Experimental results show that the model using the manually cleaned dictionary achieves the best performance on the racist class, with an F‑score of 0.46, precision of 0.48 and recall of 0.44. The baseline model using only the original manual dictionary attains an F‑score of 0.42, while the model with the automatically expanded dictionary reaches 0.44. The overall accuracy across both classes is around 78 %, but the recall for the minority (racist) class remains modest, reflecting the difficulty of detecting relatively rare and context‑dependent hateful speech.

The authors note that the automatic expansion increased dictionary coverage by roughly 12 % but did not yield a statistically significant performance gain. This suggests that many of the added words, although present in the corpus, do not provide discriminative power for the racist vs. non‑racist distinction. They also discuss the limitations of their dataset: the two source pages are already biased toward anti‑Islamic and right‑wing discourse, so the corpus may not be representative of the broader Dutch‑speaking population. Moreover, the moderate κ scores highlight the inherent subjectivity in defining what constitutes a racist utterance, especially when cultural or regional nuances are involved (e.g., the term “zwartzak” having a historical meaning unrelated to skin colour).

In the discussion, the paper suggests several avenues for future work.

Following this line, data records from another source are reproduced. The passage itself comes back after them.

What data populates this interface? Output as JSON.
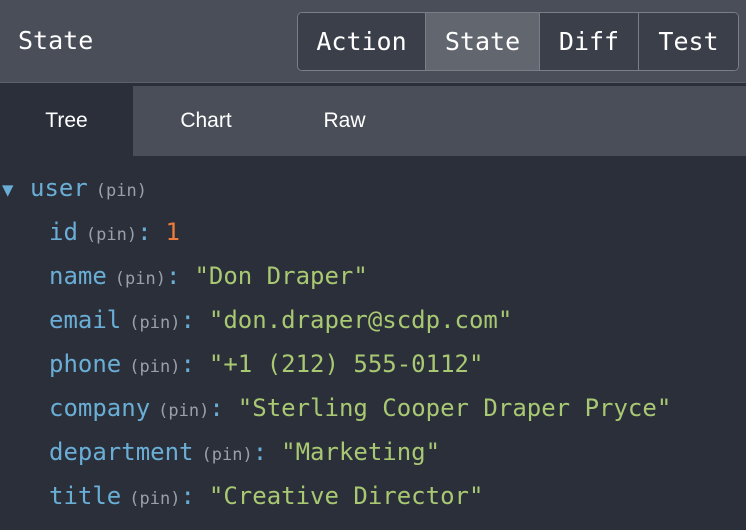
{
  "header": {
    "title": "State",
    "modes": [
      {
        "label": "Action",
        "active": false
      },
      {
        "label": "State",
        "active": true
      },
      {
        "label": "Diff",
        "active": false
      },
      {
        "label": "Test",
        "active": false
      }
    ]
  },
  "tabs": [
    {
      "label": "Tree",
      "active": true
    },
    {
      "label": "Chart",
      "active": false
    },
    {
      "label": "Raw",
      "active": false
    }
  ],
  "tree": {
    "expand_icon": "triangle-down-icon",
    "root": {
      "key": "user",
      "pin": "(pin)"
    },
    "fields": [
      {
        "key": "id",
        "pin": "(pin)",
        "colon": ":",
        "value": "1",
        "type": "number"
      },
      {
        "key": "name",
        "pin": "(pin)",
        "colon": ":",
        "value": "\"Don Draper\"",
        "type": "string"
      },
      {
        "key": "email",
        "pin": "(pin)",
        "colon": ":",
        "value": "\"don.draper@scdp.com\"",
        "type": "string"
      },
      {
        "key": "phone",
        "pin": "(pin)",
        "colon": ":",
        "value": "\"+1 (212) 555-0112\"",
        "type": "string"
      },
      {
        "key": "company",
        "pin": "(pin)",
        "colon": ":",
        "value": "\"Sterling Cooper Draper Pryce\"",
        "type": "string"
      },
      {
        "key": "department",
        "pin": "(pin)",
        "colon": ":",
        "value": "\"Marketing\"",
        "type": "string"
      },
      {
        "key": "title",
        "pin": "(pin)",
        "colon": ":",
        "value": "\"Creative Director\"",
        "type": "string"
      }
    ]
  },
  "colors": {
    "background": "#2a2f3a",
    "header": "#4a4e58",
    "key": "#6aaed6",
    "number": "#ee7b3a",
    "string": "#a9c872",
    "pin": "#9aa0ab"
  }
}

One is to incorporate more diverse data sources to reduce domain bias. Another is to explore richer contextual embeddings (e.g., BERT for Dutch) for dictionary expansion, which could capture subtler semantic relations than word2vec. Adding syntactic features such as part‑of‑speech tags, dependency relations, or sentiment scores could also improve detection, as prior work has shown that pronoun usage, modality, and negative emotion words are salient markers of racist discourse. Finally, improving annotation protocols—perhaps by providing more detailed guidelines, training sessions, or involving annotators from varied cultural backgrounds—could raise inter‑annotator agreement and produce a more reliable gold standard.

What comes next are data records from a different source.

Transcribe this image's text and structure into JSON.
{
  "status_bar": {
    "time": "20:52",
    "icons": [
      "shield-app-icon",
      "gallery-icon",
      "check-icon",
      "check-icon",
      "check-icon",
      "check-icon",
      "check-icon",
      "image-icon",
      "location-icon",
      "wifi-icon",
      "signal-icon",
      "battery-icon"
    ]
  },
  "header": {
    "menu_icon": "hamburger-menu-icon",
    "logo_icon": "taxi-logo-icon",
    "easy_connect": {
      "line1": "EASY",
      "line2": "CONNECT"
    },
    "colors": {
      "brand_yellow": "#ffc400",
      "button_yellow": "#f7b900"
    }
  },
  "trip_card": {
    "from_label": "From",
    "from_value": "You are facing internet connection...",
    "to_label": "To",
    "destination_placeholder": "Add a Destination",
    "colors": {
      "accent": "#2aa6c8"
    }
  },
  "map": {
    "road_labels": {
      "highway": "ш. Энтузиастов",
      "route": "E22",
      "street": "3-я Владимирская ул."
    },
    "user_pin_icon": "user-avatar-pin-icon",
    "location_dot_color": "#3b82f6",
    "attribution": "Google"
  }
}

In summary, the study demonstrates that a carefully crafted, domain‑specific dictionary combined with simple frequency‑based features can achieve reasonable performance in detecting racist language in Dutch social media. While the approach is transparent and computationally lightweight, its effectiveness is limited by the quality of the dictionary, the representativeness of the data, and the inherent ambiguity of the target phenomenon. The paper contributes valuable resources (the dictionaries, code, and a reproducible data‑request procedure) to the community and lays groundwork for more sophisticated, context‑aware hate‑speech detection systems in low‑resource languages.